Askin verstand es ausgezeichnet, Zappas Musik in eine orchestrale
Sprache zu übersetzen. Er selbst hat in einem Interview mit Thomas Fichter
einmal festgestellt, dass er mit seinen Greggery-Arrangements beweisen möchte, „wie
es Zappa verstanden habe, Genregrenzen zu überschreiten“ und trotzdem Unterhaltsames
und Humorvolles daraus zu machen, ganz nach seiner Devise: „Alles ist Unterhaltung.“
Keine Frage. Diese Auswahl hätte auch der hr-Bigband gut gestanden. Ein
Feuerwerk zwischen Ragtime, Bebop, Swing, Cool- Rock- und Free-Jazz – zwischen
Gershwin (High School), Scott Joplin
(What is Rumi Do), Ornette Coleman (The Beltway Bandits), Igor Strawinsky (A Pig with Wings) mit dessen unendlich
komplexen Rhythmen, und wiederum ganz amerikanisch im Sinne eines Charles Ives
oder auch eines Kurt Weill in Hollywood-Zeiten das Schlussstück Moggio. Ein ostinates Sechston Motiv mit
eingebauten Countrysongs, virtuosen Tuba und Gitarren Solos, und
beeindruckendem Finale des gesamten Orchesters.

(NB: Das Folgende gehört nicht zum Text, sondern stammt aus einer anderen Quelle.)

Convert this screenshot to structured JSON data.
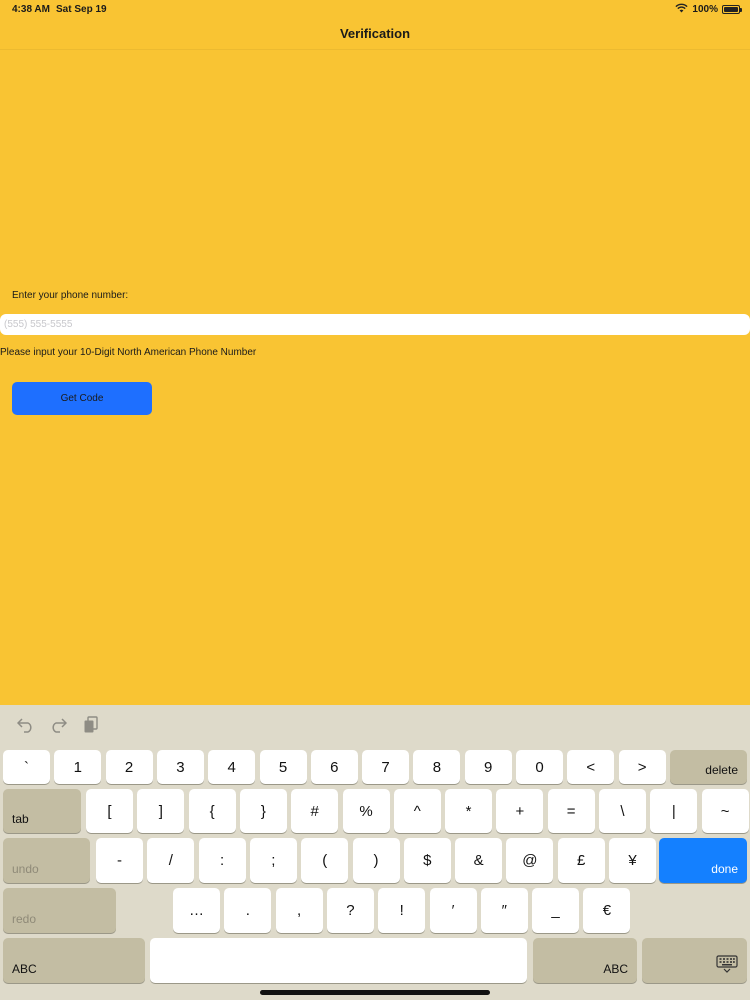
{
  "status_bar": {
    "time": "4:38 AM",
    "date": "Sat Sep 19",
    "battery": "100%",
    "battery_level": 1.0
  },
  "nav": {
    "title": "Verification"
  },
  "form": {
    "label": "Enter your phone number:",
    "input_placeholder": "(555) 555-5555",
    "input_value": "",
    "hint": "Please input your 10-Digit North American Phone Number",
    "button_label": "Get Code"
  },
  "colors": {
    "background": "#F9C433",
    "button": "#1E6FFF",
    "keyboard": "#DEDACA",
    "done_key": "#1480FF"
  },
  "keyboard": {
    "toolbar": [
      "undo-arrow-icon",
      "redo-arrow-icon",
      "paste-clipboard-icon"
    ],
    "row1": [
      "`",
      "1",
      "2",
      "3",
      "4",
      "5",
      "6",
      "7",
      "8",
      "9",
      "0",
      "<",
      ">"
    ],
    "row1_end": "delete",
    "row2_start": "tab",
    "row2": [
      "[",
      "]",
      "{",
      "}",
      "#",
      "%",
      "^",
      "*",
      "+",
      "=",
      "\\",
      "|",
      "~"
    ],
    "row3_start": "undo",
    "row3": [
      "-",
      "/",
      ":",
      ";",
      "(",
      ")",
      "$",
      "&",
      "@",
      "£",
      "¥"
    ],
    "row3_end": "done",
    "row4_start": "redo",
    "row4": [
      "…",
      ".",
      ",",
      "?",
      "!",
      "′",
      "″",
      "_",
      "€"
    ],
    "row5_left": "ABC",
    "row5_right": "ABC",
    "dismiss_icon": "keyboard-dismiss-icon"
  }
}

Frank Zappa ist Mothers (of Invention)
Das Publikum wollte mehr von dieser fantastischen Klangperformance
eines hochmotivierten und begeisterungsfähigen Ensemble Modern, einem ausgewogenen
Klangdesign von Norbert Ommer, und einem
musikalischen Leiter, Jonathan
Stockhammer, der tänzerisch-elegant, mit großer Empathie und listigem Humor
durch das Programm führte.
Nach drei Zugaben aus der Programmauswahl (A Pig with Wings, G-Spot
Tornado und Put a Motor in Yourself)
wollte immer noch niemand den Saal verlassen. Das Ensemble Modern, zwischenzeitlich von der Bühne gegangen, musste wieder
erscheinen. Erst als Stockhammer seinen verschwitzten Sakko auszog, ihn
herumwirbelte (er hätte ihn fast ins Publikum geworfen) wurde die Botschaft
verstanden.
Ein großes Fest für Publikum und
Akteure sowie eine wirklich beeindruckende Hommage an einen Musiker, Komponisten
und Kritiker des American Way of Life,
der als Bandleader und Gitarrist der Mothers
(of Invention) die Jugendbewegung
der 1960 und 70er Jahre mit seinen Texten,
seiner nonkonformen politischen Haltung und seiner anspruchsvollen Jazzrock-Musik
nachhaltig beeinflusste und noch heute in allen künstlerischen Belangen höchst
aktuell ist.
Eine Gesamtschau des Multikünstlers wäre durchaus angebracht. Immerhin
würde er 2020 seinen 80. Geburtstag feiern.